Garcia-Norman-Lippie: la divisione dei poteri comincia a funzionare

Il tecnico e i suoi due nuovi collaboratori: rapporto voluto dall’alto ma dalla cui buona riuscita dipende molto del destino della Roma. A giudicare dai suoi primi passi il trio sembra incamminato sulla giusta strada

di Bruno Di Benedetto, @BrunoDibe

PINZOLO – “Il ritiro serve a preparare fisicamente la stagione e a cementificare il gruppo”: i metodi di allenamento cambiano, la tecnologia avanza, ma tale asserto continua a rimanere vero nel tempo. E non vale solo per i calciatori, ma anche per coloro che si occupano di guidarli e dirigerli. Ad oggi, 7 luglio 2015, la Roma dei calciatori è cambiata di poco, quella degli allenatori invece è stata decisamente rivoluzionata.

Rudi Garcia, Darcy Norman e Ed Lippie. La rifondazione della Roma dipenderà molto dall’intesa tra questi tre personaggi, riuniti per volere della dirigenza al fine di ovviare agli errori del passato. Si è parlato di una scelta diretta anche ad un ridimensionamento dei poteri del mister.

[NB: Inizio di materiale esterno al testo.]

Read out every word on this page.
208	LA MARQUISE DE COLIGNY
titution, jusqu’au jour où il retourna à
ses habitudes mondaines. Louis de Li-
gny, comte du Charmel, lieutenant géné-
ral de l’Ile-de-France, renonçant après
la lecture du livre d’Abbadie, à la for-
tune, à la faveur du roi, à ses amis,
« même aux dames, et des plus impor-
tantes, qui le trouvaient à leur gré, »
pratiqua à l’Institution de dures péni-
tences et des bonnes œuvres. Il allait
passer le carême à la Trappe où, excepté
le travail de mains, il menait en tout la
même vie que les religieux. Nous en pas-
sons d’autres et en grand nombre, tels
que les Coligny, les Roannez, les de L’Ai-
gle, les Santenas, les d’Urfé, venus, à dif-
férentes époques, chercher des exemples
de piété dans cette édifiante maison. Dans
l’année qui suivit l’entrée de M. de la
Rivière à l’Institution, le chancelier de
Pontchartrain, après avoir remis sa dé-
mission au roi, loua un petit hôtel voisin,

Lui però appare sereno e al mattino, prima che i suoi scendano in campo, si occupa per quasi mezz’ora di firmare autografi e di farsi fotografare dai tifosi, sempre sorridente, sempre gentile.  Il fatto però che poco dopo, mentre la squadra lavorava sul potenziamento fisico, il tecnico si sia assentato per un’altra buona mezz’ora assieme ai suoi fedelissimi Fichaux e Bompard, può in effetti dare conferma di quella più netta separazione dei compiti che era stata annunciata nelle scorse settimane.

I due nuovi sembrano invece inseparabili; se si fa eccezione per i momenti in cui lo staff è costretto a sparpagliarsi in campo per meglio dirigere i giocatori, Lippie e Norman non si allontanano mai l’uno dall’altro. Soprattutto prima dell’allenamento è possibile vederli passeggiare dalle parti della palestra: parlottano in inglese e si conoscono, sempre meglio.

Ricompaiono i palloni sul campo, ricompare anche Rudi Garcia. Nella sessione pomeridiana il mister si è piazzato in mezzo al campo, affiancato dai suoi due nuovi collaboratori. Rivolti verso la tribuna stampa, chiacchieravano l’un l’altro e ad un certo punto sono scoppiati tutti e tre in una grassa risata, buon segno per loro e per la Roma. Per il resto dell’allenamento Rudi ha diretto le operazioni da capo assoluto, osservando la partitella e ordinandone le diverse fasi. E’ ancora presto per dirlo forse, ma questo rapporto così decisivo per i destini giallorossi, sembra essere iniziato con il piede giusto.